When I defended my dissertation proposal, I set a rather familiar and somewhat arbitrary start date for the database that I wanted to build. Violence in Mexico is generally understood to have spiked sharply with the start of Felipe Calderón’s presidency, and his declaration of war against organized crime in December 2006. During the proposal process I was more concerned with fixing an end date for the data base, than with questioning this start point.
As I began trawling media archives, however, it became apparent that the phenomenon that I am trying to understand has antecedents prior to 2006. The term narcomensaje first turns up in El Norte newspaper in 1999, and returns in 2001, and again in 2005. These, however, seemed isolated occurrences; as I worked through media source after media source, my database grew a little in 2006 and 2007, and a lot for the years after those. When I talked about my data, I hedged by saying that the base started in 2006, but but would incorporate the earliest examples of messages.
In fact, my approach to data collection prevented me from getting to grips with the beginning of the phenomenon of narcomensajes. My main search terms in online media archives were variations on narcomensaje and narcomanta (narco-mensaje, narco_mensaje, narcomensajes, etc. etc. etc…), and a few less-common terms like narcopropaganda. Such terms, however, only came into use once the phenomenon that they describe was relatively well-know to the readers and writers of media accounts. These terms have become so ubiquitous that they yield thousands of hits when searched for, but the terms couldn’t tell me how the pattern of messages first arose.

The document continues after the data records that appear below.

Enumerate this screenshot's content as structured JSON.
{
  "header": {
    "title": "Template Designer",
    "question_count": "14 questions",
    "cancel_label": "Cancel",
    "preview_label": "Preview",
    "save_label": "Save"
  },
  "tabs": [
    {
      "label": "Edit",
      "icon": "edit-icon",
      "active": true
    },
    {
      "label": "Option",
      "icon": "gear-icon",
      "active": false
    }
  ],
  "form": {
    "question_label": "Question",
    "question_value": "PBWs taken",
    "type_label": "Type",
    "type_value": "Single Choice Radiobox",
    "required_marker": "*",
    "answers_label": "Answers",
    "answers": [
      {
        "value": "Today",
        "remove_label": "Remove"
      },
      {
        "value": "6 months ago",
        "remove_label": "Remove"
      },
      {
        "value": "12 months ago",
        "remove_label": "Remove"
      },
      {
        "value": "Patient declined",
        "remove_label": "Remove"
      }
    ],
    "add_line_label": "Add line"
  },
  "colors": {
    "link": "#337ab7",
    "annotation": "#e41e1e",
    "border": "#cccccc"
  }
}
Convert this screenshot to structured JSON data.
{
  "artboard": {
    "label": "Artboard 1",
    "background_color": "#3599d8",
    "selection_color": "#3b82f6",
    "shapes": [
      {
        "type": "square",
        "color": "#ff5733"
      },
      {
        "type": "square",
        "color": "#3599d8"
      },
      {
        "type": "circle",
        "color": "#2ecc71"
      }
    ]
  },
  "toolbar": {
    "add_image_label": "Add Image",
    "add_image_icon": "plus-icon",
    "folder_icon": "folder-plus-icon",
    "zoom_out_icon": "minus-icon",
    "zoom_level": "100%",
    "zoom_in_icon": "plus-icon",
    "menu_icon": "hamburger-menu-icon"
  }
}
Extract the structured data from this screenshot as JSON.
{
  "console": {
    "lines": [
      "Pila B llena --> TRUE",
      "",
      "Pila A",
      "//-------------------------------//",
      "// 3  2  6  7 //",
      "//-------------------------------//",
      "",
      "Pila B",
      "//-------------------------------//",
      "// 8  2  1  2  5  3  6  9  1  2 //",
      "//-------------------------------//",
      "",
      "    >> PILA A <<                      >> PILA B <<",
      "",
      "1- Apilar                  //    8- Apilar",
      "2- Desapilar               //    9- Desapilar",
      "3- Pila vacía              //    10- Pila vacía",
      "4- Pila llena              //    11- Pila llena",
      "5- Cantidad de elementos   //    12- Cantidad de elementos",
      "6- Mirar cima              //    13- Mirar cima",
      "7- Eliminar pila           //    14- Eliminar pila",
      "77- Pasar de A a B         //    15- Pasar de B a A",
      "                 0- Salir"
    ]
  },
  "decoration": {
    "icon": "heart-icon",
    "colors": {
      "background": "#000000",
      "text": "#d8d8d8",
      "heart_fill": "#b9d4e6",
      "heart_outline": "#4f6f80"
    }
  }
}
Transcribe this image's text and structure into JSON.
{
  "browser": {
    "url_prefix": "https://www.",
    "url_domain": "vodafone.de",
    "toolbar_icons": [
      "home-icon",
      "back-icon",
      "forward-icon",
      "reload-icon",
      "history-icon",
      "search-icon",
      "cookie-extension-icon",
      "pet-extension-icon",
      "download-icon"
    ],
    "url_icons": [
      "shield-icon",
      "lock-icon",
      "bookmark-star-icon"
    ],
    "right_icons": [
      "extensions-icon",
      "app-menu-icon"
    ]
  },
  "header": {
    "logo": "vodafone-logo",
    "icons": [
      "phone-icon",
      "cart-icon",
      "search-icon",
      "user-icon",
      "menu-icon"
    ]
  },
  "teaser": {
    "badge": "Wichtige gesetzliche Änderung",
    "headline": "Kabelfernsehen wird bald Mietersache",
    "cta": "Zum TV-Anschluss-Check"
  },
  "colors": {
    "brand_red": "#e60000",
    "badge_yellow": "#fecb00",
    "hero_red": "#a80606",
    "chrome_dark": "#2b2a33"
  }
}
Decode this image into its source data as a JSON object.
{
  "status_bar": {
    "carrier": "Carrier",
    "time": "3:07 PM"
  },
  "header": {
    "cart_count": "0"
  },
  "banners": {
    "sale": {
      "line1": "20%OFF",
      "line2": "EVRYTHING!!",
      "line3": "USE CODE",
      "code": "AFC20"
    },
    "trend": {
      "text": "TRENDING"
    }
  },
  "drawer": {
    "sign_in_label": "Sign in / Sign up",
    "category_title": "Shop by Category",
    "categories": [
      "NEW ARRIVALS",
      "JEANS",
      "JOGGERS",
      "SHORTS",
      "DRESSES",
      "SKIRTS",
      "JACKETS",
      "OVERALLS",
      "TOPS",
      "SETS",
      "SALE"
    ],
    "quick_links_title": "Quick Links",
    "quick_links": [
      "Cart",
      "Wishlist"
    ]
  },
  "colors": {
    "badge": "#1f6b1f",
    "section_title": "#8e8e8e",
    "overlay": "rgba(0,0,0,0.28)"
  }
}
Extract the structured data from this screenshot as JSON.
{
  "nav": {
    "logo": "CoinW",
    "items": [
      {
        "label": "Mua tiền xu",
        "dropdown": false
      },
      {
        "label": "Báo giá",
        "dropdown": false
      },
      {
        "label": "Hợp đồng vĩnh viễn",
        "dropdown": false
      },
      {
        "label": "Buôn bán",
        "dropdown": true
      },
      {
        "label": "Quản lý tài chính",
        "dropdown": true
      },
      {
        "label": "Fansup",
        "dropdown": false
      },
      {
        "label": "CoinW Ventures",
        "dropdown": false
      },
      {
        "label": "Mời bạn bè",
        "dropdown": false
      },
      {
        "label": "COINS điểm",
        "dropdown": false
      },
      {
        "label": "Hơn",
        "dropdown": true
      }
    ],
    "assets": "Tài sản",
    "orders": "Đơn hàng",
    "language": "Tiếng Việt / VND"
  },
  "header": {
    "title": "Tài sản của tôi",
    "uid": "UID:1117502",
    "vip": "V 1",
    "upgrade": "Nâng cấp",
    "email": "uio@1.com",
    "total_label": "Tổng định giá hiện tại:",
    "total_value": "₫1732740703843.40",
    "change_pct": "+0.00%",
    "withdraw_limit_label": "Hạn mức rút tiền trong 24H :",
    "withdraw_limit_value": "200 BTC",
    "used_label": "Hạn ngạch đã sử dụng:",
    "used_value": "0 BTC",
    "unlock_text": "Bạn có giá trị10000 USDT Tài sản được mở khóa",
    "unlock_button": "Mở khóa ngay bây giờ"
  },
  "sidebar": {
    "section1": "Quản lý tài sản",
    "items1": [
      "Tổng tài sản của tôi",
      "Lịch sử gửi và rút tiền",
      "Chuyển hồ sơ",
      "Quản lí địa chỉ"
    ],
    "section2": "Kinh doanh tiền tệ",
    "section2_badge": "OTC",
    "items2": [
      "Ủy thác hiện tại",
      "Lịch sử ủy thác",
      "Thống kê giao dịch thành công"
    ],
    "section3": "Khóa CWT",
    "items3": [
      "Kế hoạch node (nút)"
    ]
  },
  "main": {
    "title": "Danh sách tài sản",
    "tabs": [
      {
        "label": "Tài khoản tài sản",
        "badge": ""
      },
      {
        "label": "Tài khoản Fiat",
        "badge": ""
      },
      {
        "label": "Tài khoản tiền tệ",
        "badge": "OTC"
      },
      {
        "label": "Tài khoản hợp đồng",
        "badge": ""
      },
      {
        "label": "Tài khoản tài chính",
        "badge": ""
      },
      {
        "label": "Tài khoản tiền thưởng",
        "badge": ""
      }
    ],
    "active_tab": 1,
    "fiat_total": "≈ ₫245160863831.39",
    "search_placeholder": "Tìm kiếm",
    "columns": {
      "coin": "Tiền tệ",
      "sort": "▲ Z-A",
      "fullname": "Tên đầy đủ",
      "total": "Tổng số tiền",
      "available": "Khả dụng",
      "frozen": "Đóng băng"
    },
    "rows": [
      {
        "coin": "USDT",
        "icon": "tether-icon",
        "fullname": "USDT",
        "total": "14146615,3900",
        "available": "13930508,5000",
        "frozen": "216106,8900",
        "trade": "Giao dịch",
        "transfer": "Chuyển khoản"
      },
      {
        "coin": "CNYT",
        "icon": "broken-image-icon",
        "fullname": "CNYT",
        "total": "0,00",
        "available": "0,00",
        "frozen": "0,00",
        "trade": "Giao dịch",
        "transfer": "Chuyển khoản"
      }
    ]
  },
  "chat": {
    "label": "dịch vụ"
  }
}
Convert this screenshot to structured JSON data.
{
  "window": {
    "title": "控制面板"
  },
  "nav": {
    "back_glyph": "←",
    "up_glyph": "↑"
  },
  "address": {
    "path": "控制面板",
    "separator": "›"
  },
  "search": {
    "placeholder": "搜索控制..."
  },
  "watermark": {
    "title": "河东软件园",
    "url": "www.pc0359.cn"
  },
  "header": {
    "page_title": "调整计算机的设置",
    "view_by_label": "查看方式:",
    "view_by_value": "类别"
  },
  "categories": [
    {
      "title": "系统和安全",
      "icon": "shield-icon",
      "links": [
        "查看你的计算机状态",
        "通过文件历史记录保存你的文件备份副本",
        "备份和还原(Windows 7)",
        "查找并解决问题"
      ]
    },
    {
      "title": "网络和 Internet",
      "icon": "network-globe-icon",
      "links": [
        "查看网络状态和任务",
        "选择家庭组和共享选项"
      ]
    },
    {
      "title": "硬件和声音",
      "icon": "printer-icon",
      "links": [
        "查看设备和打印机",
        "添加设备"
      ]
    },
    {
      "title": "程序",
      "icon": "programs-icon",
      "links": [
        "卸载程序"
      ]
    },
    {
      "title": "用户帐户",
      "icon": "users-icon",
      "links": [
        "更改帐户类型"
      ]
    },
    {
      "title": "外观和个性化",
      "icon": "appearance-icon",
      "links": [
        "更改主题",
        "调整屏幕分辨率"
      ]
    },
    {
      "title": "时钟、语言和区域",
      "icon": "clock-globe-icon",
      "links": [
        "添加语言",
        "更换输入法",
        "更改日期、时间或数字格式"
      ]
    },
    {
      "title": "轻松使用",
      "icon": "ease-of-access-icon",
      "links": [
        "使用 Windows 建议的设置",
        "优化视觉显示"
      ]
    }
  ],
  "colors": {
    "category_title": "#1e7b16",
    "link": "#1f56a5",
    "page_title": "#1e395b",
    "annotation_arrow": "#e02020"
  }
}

A note attached to one of the earliest points in my database mentioned that a guy known as Barbie (Edgar Valdez Villareal – stay tuned for the Hollywood biopic) had left other messages in northern Mexico before 2006. I thus took a pause from scouring new media sources to return to one of my tried and tested sources, and to change my search terms. Searching for “Barbie” brought me information on some messages from 2005, and a couple from 2004 (it also had me wading through pages and pages of results about the famous doll, and the many celebrities that have been likened to her). More importantly, this searched turned me on to the fact that Valdez’s main rivals, the Zetas, were more prolific message-displayers, and that they passed this tactic on to another group, the Familia Michoacana, who used it even more frequently. Perhaps more importantly still, this slow trawling of early records – and it was very slow work, between new data points – revealed that before narcomensaje stuck as the most common term for this phenomenon, newspapers tended to use a different term entirely: recado. This term can still be translated as message, but is less commonly used. This makes it a particularly handy way to search for early examples of this phenomenon.
Following these various clues, jumping from search term to search term, has given me a much clearer answer to the question of where my database begins. The pattern of public messages starts in 2005, and becomes significantly more frequent in mid-2006, with the rise of the Familia Michoacana. The term narcomensaje begins to appear with any regularity in 2006, becoming increasinglye common throughout 2007.
This discovery also furnishes me with a new facet to my dissertation. In the broadest terms, I want to understand why narcomensajes appear, and what they actually do. One way in which I can address this in my dissertation is by tracing out the historical (very recent historical) origins of the messages. Starting with this would allow me to better situate closer case studies of the emergence of messages in specific cities, municipalities, or states.
Finally, this discovery can speak back to my comparison of my database to the other main narcomensaje database. This other database covers December 2006 until the end of 2011, but doesn’t record its first message until March 2007. This can give the impression that narcomensajes do indeed emerge after the uptick in violence after Calderón declared war on crime. The new, early points in my database, however, demonstrate that the phenomena we think of a characterizes Calderón’s Mexico is actually part of a longer continuity of practices.